Da war Andreas, einer der Jüngsten, auch er ein immer wieder zurückkehrender Gast. Er hatte viele Ideen, das gemeinsame Leben hier in der Wohngemeinschaft interessanter zu gestalten. Einmal in der Woche war Tanzabend, einmal gemeinsames Spiel, dann wieder Schwimmen im Hallenbad der Klinik. -
Andreas schrieb auch Gedichte, schöne Gedichte von ansprechender Ausstrahlungskraft. -
Da war Pia, die kleine sogenannte Schizophrene, die mit mir Schach spielte- und dies etwa gar nicht schlecht. -
Je nach Optik überkommt mich hin und wieder ein entsetzliches Grauen: so weit hast du es also nun gebracht, du mit deinen verrückten Ideen, mit deinem Wahn!

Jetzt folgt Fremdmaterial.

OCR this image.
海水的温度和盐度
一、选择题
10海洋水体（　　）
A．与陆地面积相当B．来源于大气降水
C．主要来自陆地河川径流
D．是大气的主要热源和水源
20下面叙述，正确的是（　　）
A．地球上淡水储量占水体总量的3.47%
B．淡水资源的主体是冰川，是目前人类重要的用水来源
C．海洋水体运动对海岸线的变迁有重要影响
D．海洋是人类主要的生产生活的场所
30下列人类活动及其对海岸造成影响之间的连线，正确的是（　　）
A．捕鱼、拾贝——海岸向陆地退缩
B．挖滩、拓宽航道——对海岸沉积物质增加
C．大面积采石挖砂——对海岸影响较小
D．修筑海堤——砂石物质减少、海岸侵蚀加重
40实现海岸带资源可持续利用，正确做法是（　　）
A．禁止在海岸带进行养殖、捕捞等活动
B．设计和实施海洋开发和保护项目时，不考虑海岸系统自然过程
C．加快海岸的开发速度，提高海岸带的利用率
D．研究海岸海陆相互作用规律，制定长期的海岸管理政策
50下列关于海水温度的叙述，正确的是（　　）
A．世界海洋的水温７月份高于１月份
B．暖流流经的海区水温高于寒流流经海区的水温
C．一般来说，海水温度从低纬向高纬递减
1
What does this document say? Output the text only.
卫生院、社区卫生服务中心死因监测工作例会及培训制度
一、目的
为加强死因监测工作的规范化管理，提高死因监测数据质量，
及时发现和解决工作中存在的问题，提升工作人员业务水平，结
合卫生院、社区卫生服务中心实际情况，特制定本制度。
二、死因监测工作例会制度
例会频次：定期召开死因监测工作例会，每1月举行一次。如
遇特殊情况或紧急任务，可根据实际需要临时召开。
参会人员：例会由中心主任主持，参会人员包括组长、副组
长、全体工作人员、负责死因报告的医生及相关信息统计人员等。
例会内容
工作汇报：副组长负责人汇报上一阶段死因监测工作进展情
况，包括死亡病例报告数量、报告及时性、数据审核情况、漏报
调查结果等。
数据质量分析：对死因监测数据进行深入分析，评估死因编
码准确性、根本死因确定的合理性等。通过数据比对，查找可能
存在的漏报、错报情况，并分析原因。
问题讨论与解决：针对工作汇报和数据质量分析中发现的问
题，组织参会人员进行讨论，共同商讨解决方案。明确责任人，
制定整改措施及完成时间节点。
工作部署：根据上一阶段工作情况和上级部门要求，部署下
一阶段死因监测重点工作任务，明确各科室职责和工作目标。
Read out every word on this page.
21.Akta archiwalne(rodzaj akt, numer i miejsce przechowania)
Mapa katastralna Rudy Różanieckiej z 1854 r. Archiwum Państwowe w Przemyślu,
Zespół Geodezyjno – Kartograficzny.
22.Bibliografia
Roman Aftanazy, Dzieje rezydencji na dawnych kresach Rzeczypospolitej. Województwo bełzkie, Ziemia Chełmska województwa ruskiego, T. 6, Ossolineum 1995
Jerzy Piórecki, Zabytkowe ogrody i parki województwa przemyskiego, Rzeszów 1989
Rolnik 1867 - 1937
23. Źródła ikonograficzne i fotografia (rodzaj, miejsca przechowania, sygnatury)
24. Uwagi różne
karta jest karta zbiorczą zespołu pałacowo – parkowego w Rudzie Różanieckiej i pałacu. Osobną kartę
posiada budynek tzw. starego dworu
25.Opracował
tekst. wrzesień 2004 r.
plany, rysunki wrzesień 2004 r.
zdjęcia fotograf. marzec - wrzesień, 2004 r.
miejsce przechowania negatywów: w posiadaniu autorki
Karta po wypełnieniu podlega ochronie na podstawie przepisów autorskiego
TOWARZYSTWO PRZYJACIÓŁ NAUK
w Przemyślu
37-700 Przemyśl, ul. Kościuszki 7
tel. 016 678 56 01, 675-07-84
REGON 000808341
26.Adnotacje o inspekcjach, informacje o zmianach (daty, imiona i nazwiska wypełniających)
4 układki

Betrachte ich mein bisheriges Leben, unruhig, zerfahren, einmal auf der Bank eines Hörsaales der Uni in B., dann auf der Kanzlei des Fürsorge- und Vormundschaftsamtes, dann als Werbechef in einem renommierten Verlagshaus, dann als Geländerwichser im Strandbad, als Hilfszimmermann im Dienste der Stadt, als Journalist und Reporter, der mit Block und Kamera durch Stadt und ländliche Gefilde eilt, als Redaktor, der die Beiträge für die Lokalzeitung redigiert. Ich, der Mystiker, Parapsychologe, der Religiöse, der Atheist, der Extreme, der Kleinbürger; ich, aus dem niemand so recht klug werden wollte oder konnte; ich, der Süchtige - süchtig nach Erkenntnissen, süchtig, das zu ergründen was "die Welt in ihrem Innersten zusammenhält".....
Wenn ich "Suche" mit "Sucht" in Verbindung bringe und umgekehrt, dann kommt mir der Aufenthalt in der Klinik etwas sinnvoller vor, ja, als erneute Chance.
Zwei Aspekte beschäftigen mich: bin ich hier an der Endstation? - Oder bin ich hier nur vorübergehend an der Pforte der Nacht, wo es gilt, sich den dunkleren Mächten nun an vorderster Front zu stellen? - Komme ich je einmal zur Ruhe, ich, dessen bisheriges Leben, vor allem das innere, wie eine lange, bewegte Reise war?